Stacy Sergent (SS): Yes, I am sometimes a surprise to people. Just this week someone knocked on the door of our office and when I opened the door, he said, “Oh, I’m sorry, I was looking for the chaplain.” When I explained to him that I was the chaplain, I could tell he was completely caught off guard by this. He fumbled for words for a moment, then explained that he had previously met with one of our male chaplains for prayer. I offered to pray with him, but he declined and said he would come back later. That only happens occasionally. Usually once people get over the initial surprise, they open up to me and find that I’m able to meet their pastoral care needs, even if I’m not what they expected. There have been times when my presence as a young (and very short) woman has been disarming, usually with men expressing their grief in loud and angry ways. They expect me to be scared away, I think, but when they find that I don’t turn and run from their anger, their surprise is often enough to make a crack in the facade. It allows them to trust me with the sadness that is really behind their show of anger. And once they know that I can handle it, then the real grief work can begin.

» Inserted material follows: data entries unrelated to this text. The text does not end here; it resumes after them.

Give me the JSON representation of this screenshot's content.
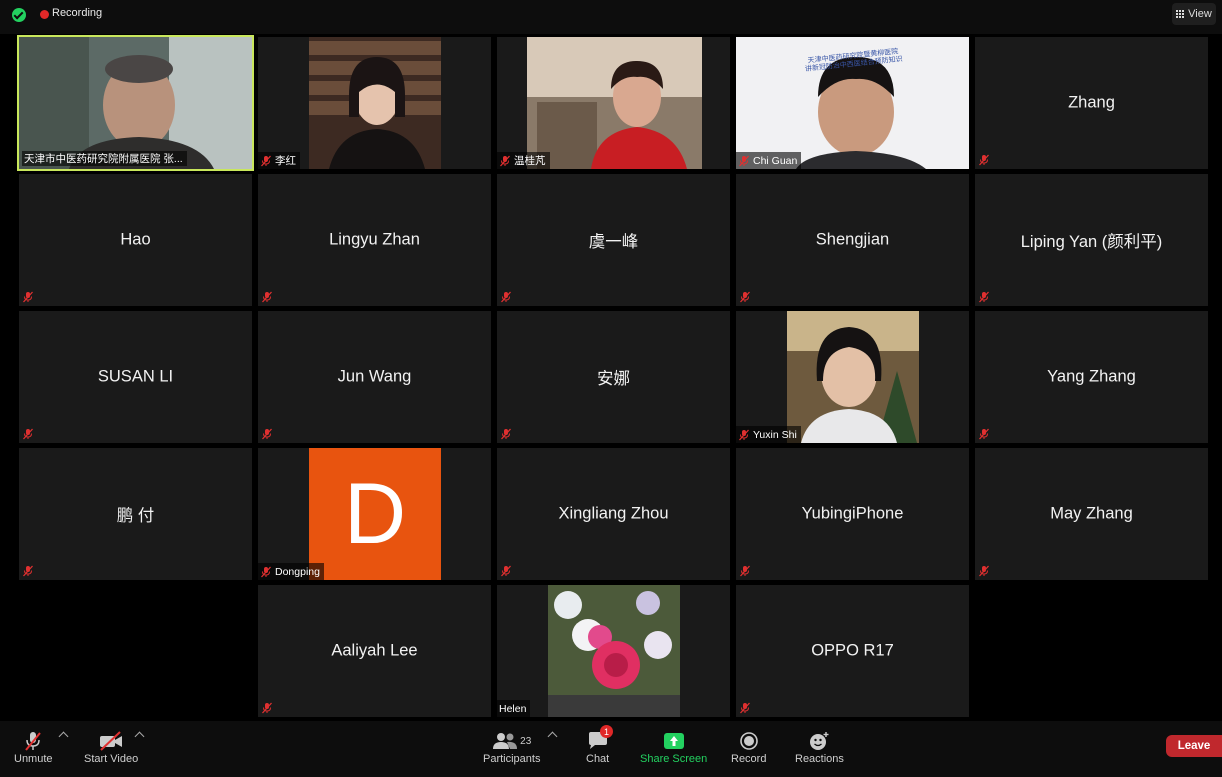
{
  "topbar": {
    "recording_label": "Recording",
    "view_label": "View"
  },
  "tiles": {
    "t1": "天津市中医药研究院附属医院 张...",
    "t2": "李红",
    "t3": "温桂芃",
    "t4": "Chi Guan",
    "t5": "Zhang",
    "t6": "Hao",
    "t7": "Lingyu Zhan",
    "t8": "虞一峰",
    "t9": "Shengjian",
    "t10": "Liping Yan (颜利平)",
    "t11": "SUSAN LI",
    "t12": "Jun Wang",
    "t13": "安娜",
    "t14": "Yuxin Shi",
    "t15": "Yang Zhang",
    "t16": "鹏 付",
    "t17": "Dongping",
    "t17_letter": "D",
    "t18": "Xingliang Zhou",
    "t19": "YubingiPhone",
    "t20": "May Zhang",
    "t21": "Aaliyah Lee",
    "t22": "Helen",
    "t23": "OPPO R17",
    "photo_banner": "天津中医药研究院暨黄柳医院\n讲新冠防治中西医结合预防知识"
  },
  "toolbar": {
    "unmute": "Unmute",
    "start_video": "Start Video",
    "participants": "Participants",
    "participants_count": "23",
    "chat": "Chat",
    "chat_badge": "1",
    "share_screen": "Share Screen",
    "record": "Record",
    "reactions": "Reactions",
    "leave": "Leave"
  },
  "colors": {
    "active_speaker": "#c9e75c",
    "recording": "#e02828",
    "leave": "#c0282d",
    "share": "#23d160",
    "dongping_avatar": "#e8540f"
  }
}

MFM: I’ve heard it said that the role of a chaplain is to provide a “listening presence.” What does that mean to you? Do you ever want to stop being a listening presence and become, say, a “screaming, hollering banshee presence”?

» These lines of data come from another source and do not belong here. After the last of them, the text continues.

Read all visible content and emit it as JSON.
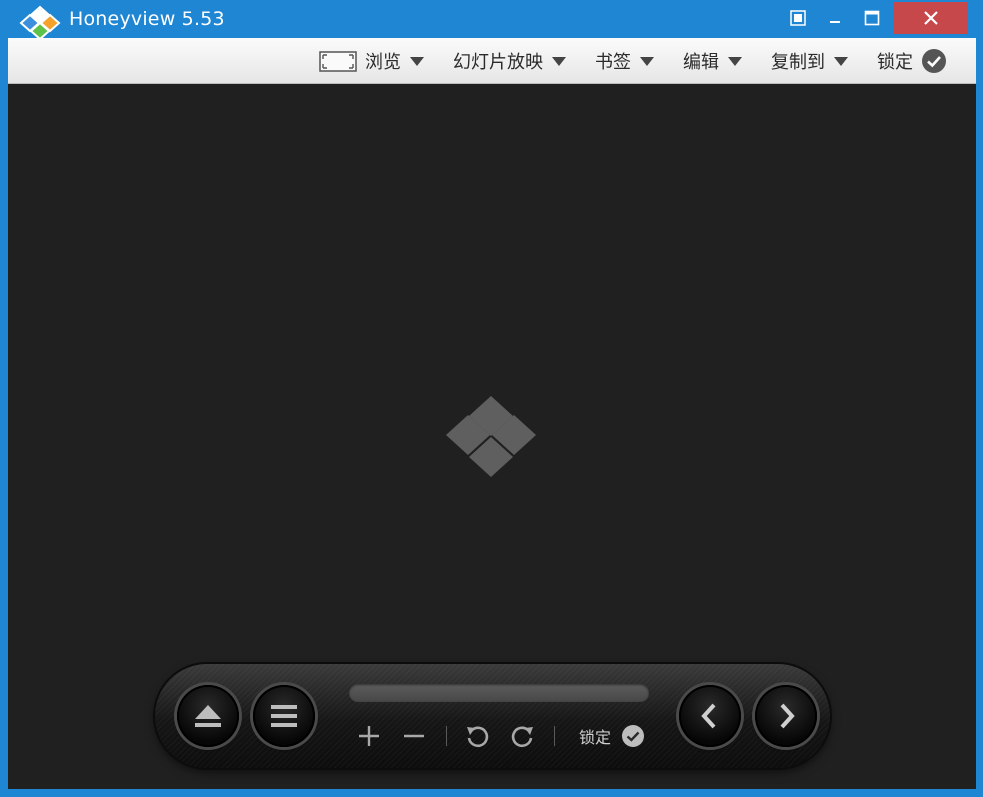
{
  "window": {
    "title": "Honeyview 5.53"
  },
  "menu": {
    "items": [
      {
        "label": "浏览",
        "icon": "fit-to-window-icon",
        "dropdown": true
      },
      {
        "label": "幻灯片放映",
        "dropdown": true
      },
      {
        "label": "书签",
        "dropdown": true
      },
      {
        "label": "编辑",
        "dropdown": true
      },
      {
        "label": "复制到",
        "dropdown": true
      },
      {
        "label": "锁定",
        "icon": "check-circle-icon",
        "dropdown": false
      }
    ]
  },
  "controls": {
    "buttons": [
      "eject-icon",
      "menu-icon",
      "zoom-in-icon",
      "zoom-out-icon",
      "rotate-left-icon",
      "rotate-right-icon",
      "previous-icon",
      "next-icon"
    ],
    "lock_label": "锁定",
    "progress": 0
  },
  "colors": {
    "titlebar": "#1e86d3",
    "close": "#c7484b",
    "viewer_bg": "#202020",
    "logo_gray": "#5f5f5f"
  }
}
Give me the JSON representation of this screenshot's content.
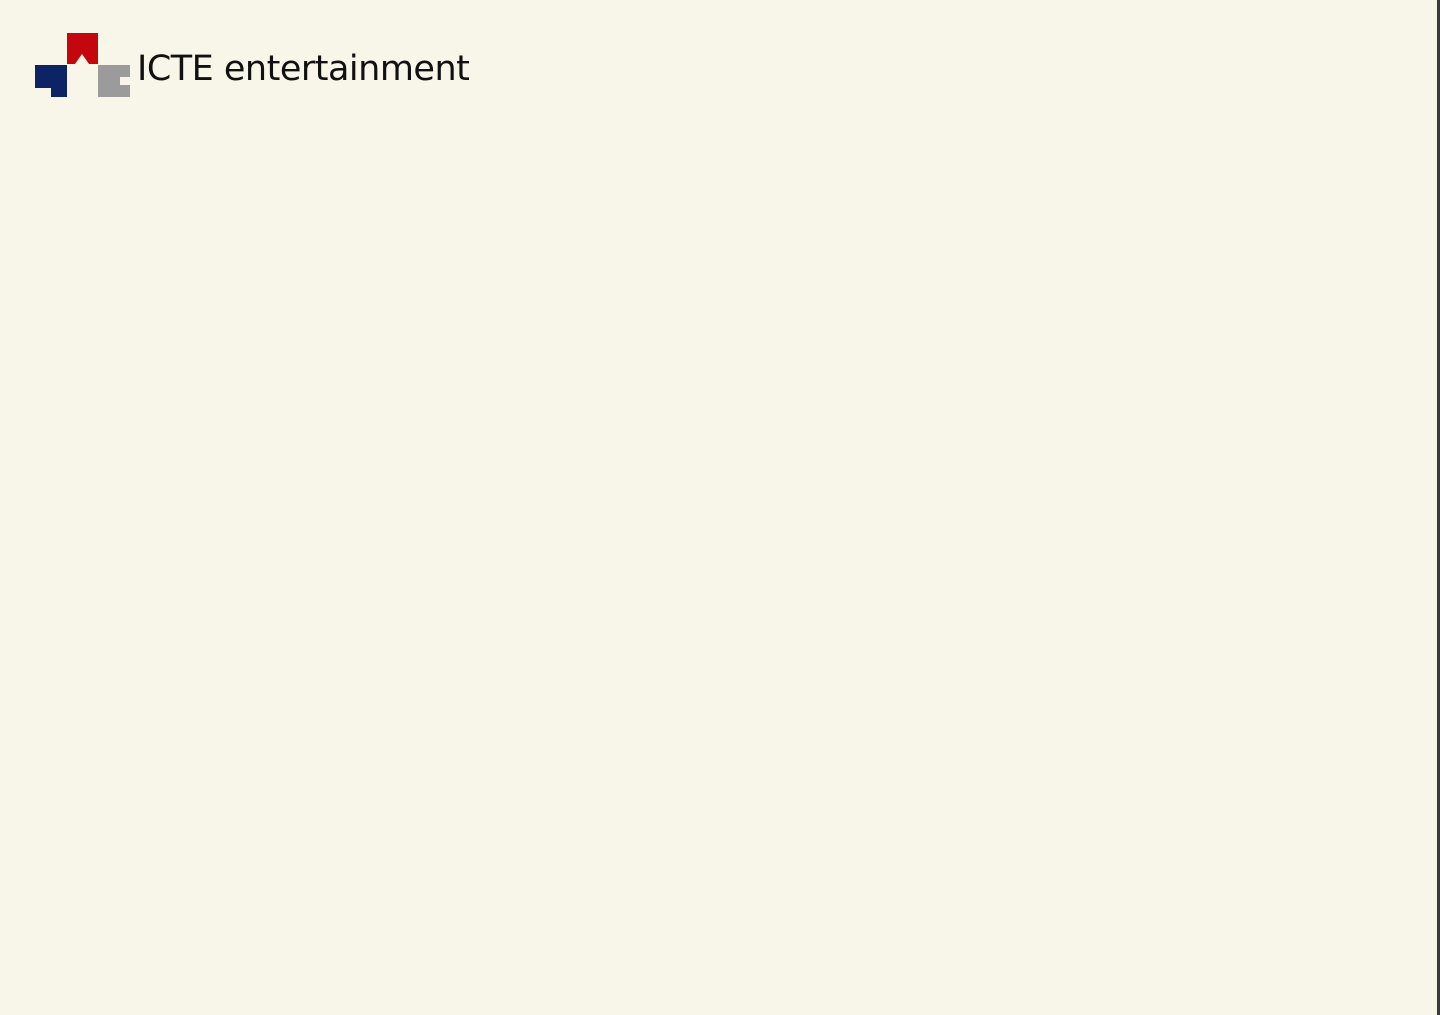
{
  "header": {
    "brand_name": "ICTE entertainment",
    "logo_icon": "icte-logo-icon"
  },
  "colors": {
    "background": "#f8f5e9",
    "logo_red": "#c4070f",
    "logo_navy": "#0c2466",
    "logo_gray": "#9b9b9b",
    "text": "#111111"
  }
}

SS: Being a listening presence is harder than it sounds, at least for me. It takes tremendous effort to stay in the moment with someone, not to let my mind wander, not to express disapproval or judgment, not to just think of what I need to say next. Active listening is tough and tiring. But it never fails to amaze me how much it means to someone to feel truly heard. So many times I’ve had a patient or family member say to me, “Thank you for everything you did for us. It meant so much.” And I find myself wondering what exactly I did — because I mostly remember being in the room with them and not saying anything. To anyone observing from the outside it would have looked very much like doing nothing. Yet being heard let them know they were not alone, and as a chaplain it’s my hope that by being there with them, even in silence, I bear witness to God’s presence with them, too. And yes, there are a few times when I’ve had to bite my tongue, when someone has literally made me want to scream, but I’ve always managed not to, so far.

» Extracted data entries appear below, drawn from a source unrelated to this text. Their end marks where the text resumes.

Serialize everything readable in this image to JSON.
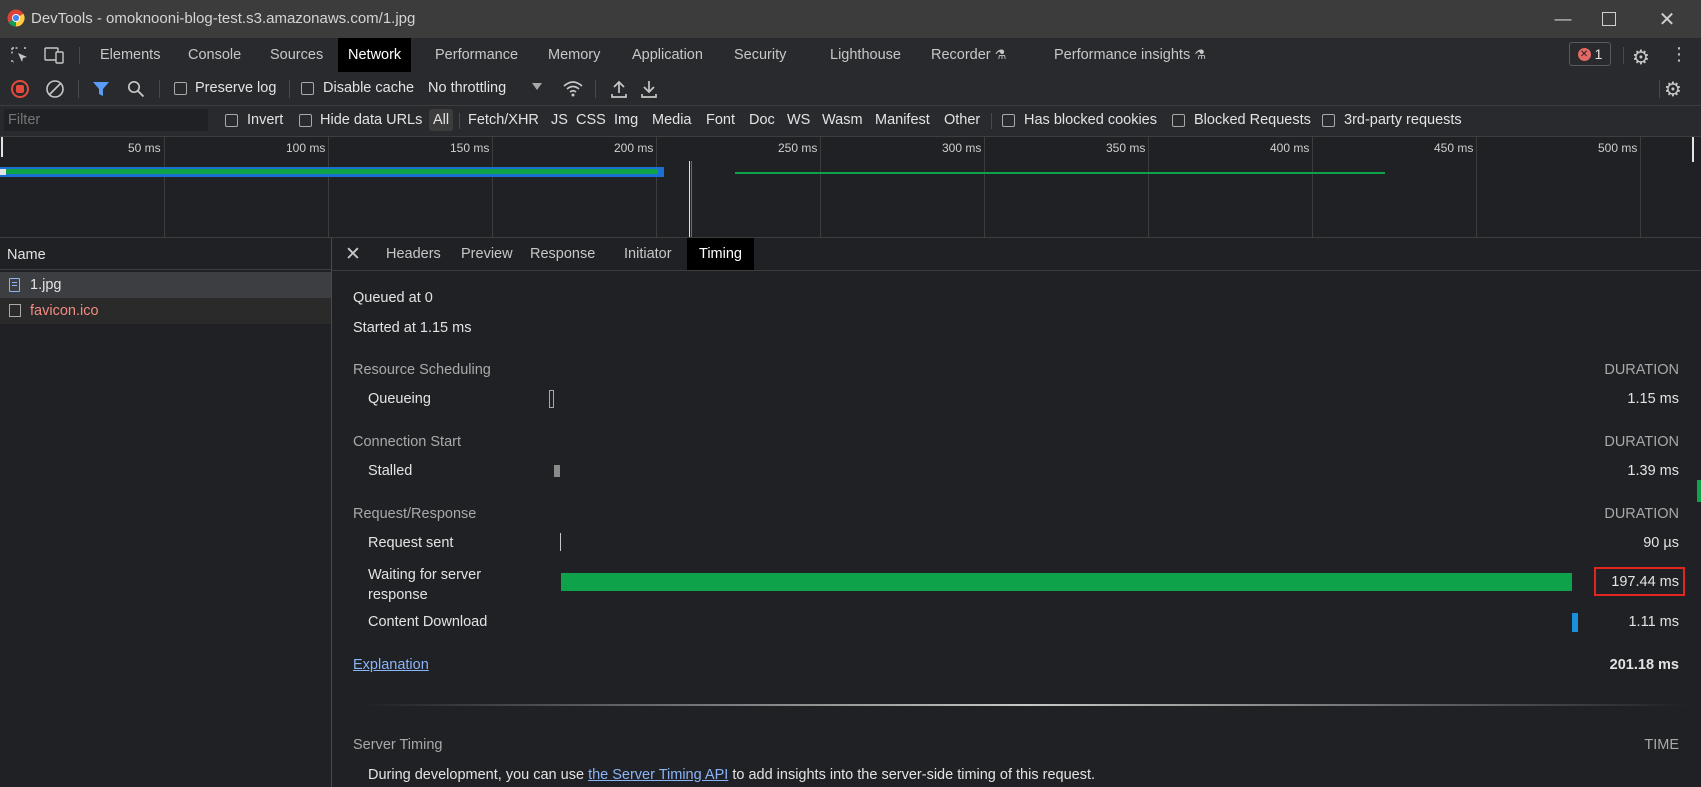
{
  "window": {
    "title": "DevTools - omoknooni-blog-test.s3.amazonaws.com/1.jpg"
  },
  "main_tabs": [
    {
      "label": "Elements"
    },
    {
      "label": "Console"
    },
    {
      "label": "Sources"
    },
    {
      "label": "Network",
      "active": true
    },
    {
      "label": "Performance"
    },
    {
      "label": "Memory"
    },
    {
      "label": "Application"
    },
    {
      "label": "Security"
    },
    {
      "label": "Lighthouse"
    },
    {
      "label": "Recorder"
    },
    {
      "label": "Performance insights"
    }
  ],
  "error_badge": {
    "count": "1"
  },
  "network_toolbar": {
    "preserve_log": "Preserve log",
    "disable_cache": "Disable cache",
    "throttling": "No throttling"
  },
  "filter_bar": {
    "placeholder": "Filter",
    "invert": "Invert",
    "hide_data_urls": "Hide data URLs",
    "types": [
      "All",
      "Fetch/XHR",
      "JS",
      "CSS",
      "Img",
      "Media",
      "Font",
      "Doc",
      "WS",
      "Wasm",
      "Manifest",
      "Other"
    ],
    "has_blocked_cookies": "Has blocked cookies",
    "blocked_requests": "Blocked Requests",
    "third_party": "3rd-party requests"
  },
  "overview": {
    "ticks": [
      "50 ms",
      "100 ms",
      "150 ms",
      "200 ms",
      "250 ms",
      "300 ms",
      "350 ms",
      "400 ms",
      "450 ms",
      "500 ms"
    ]
  },
  "request_list": {
    "header": "Name",
    "items": [
      {
        "name": "1.jpg"
      },
      {
        "name": "favicon.ico",
        "color": "#f28b82"
      }
    ]
  },
  "detail_tabs": [
    {
      "label": "Headers"
    },
    {
      "label": "Preview"
    },
    {
      "label": "Response"
    },
    {
      "label": "Initiator"
    },
    {
      "label": "Timing",
      "active": true
    }
  ],
  "timing": {
    "queued_at": "Queued at 0",
    "started_at": "Started at 1.15 ms",
    "duration_label": "DURATION",
    "sections": [
      {
        "title": "Resource Scheduling",
        "rows": [
          {
            "label": "Queueing",
            "value": "1.15 ms"
          }
        ]
      },
      {
        "title": "Connection Start",
        "rows": [
          {
            "label": "Stalled",
            "value": "1.39 ms"
          }
        ]
      },
      {
        "title": "Request/Response",
        "rows": [
          {
            "label": "Request sent",
            "value": "90 µs"
          },
          {
            "label": "Waiting for server response",
            "label_line1": "Waiting for server",
            "label_line2": "response",
            "value": "197.44 ms"
          },
          {
            "label": "Content Download",
            "value": "1.11 ms"
          }
        ]
      }
    ],
    "explanation": "Explanation",
    "total": "201.18 ms"
  },
  "server_timing": {
    "title": "Server Timing",
    "time_label": "TIME",
    "text_before": "During development, you can use ",
    "link": "the Server Timing API",
    "text_after": " to add insights into the server-side timing of this request."
  },
  "colors": {
    "waiting_bar": "#0ea34a",
    "download_bar": "#1a8fdb",
    "highlight_box": "#e0261f",
    "record_button": "#e34a3b"
  }
}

MFM: You’ve written a wonderful memoir about your first few years of chaplaincy. I read it and loved it. But as a fiction writer, I want to know, if you could fictionalize your account, how would you change it? Would it become a black comedy? An erotic thriller? Would you change all the doctors into cowboys?
SS: First of all, thank you very much. I was beyond thrilled when I read your review of my book, since I am such a fan of your writing as well! This is a really interesting question. I never thought about what my story would be like as fiction. I suppose it could be wish fulfillment. I could, like your fictional heroine Lindsay Harding, eat lots of junk food and still be thin. And I could have romantic interludes in the elevator like the characters on Grey’s Anatomy. I can’t tell you how disappointing it is, after years of watching that show, that of all the thousands of times I’ve been on hospital elevators, never once have I had occasion to make out with a gorgeous doctor à la McDreamy or McSteamy. Of course, if I really wanted to sell books, I would need the hospital to be threatened by zombie hoards, only to be saved by the chaplain who is secretly an angsty vampire. All these missed opportunities . . . But I will say, I’m pretty happy with the story I did tell, and really touched with the messages I’ve been getting from people all over the place who say it resonated with them. I think so many of us experience times of questioning who we are and what God is up to (if anything) and what it all means. Exploring those questions honestly through my own life was an exhilarating writing experience, even without zombies or vampires or elevator makeout sessions. And people seem to enjoy reading it, so even better!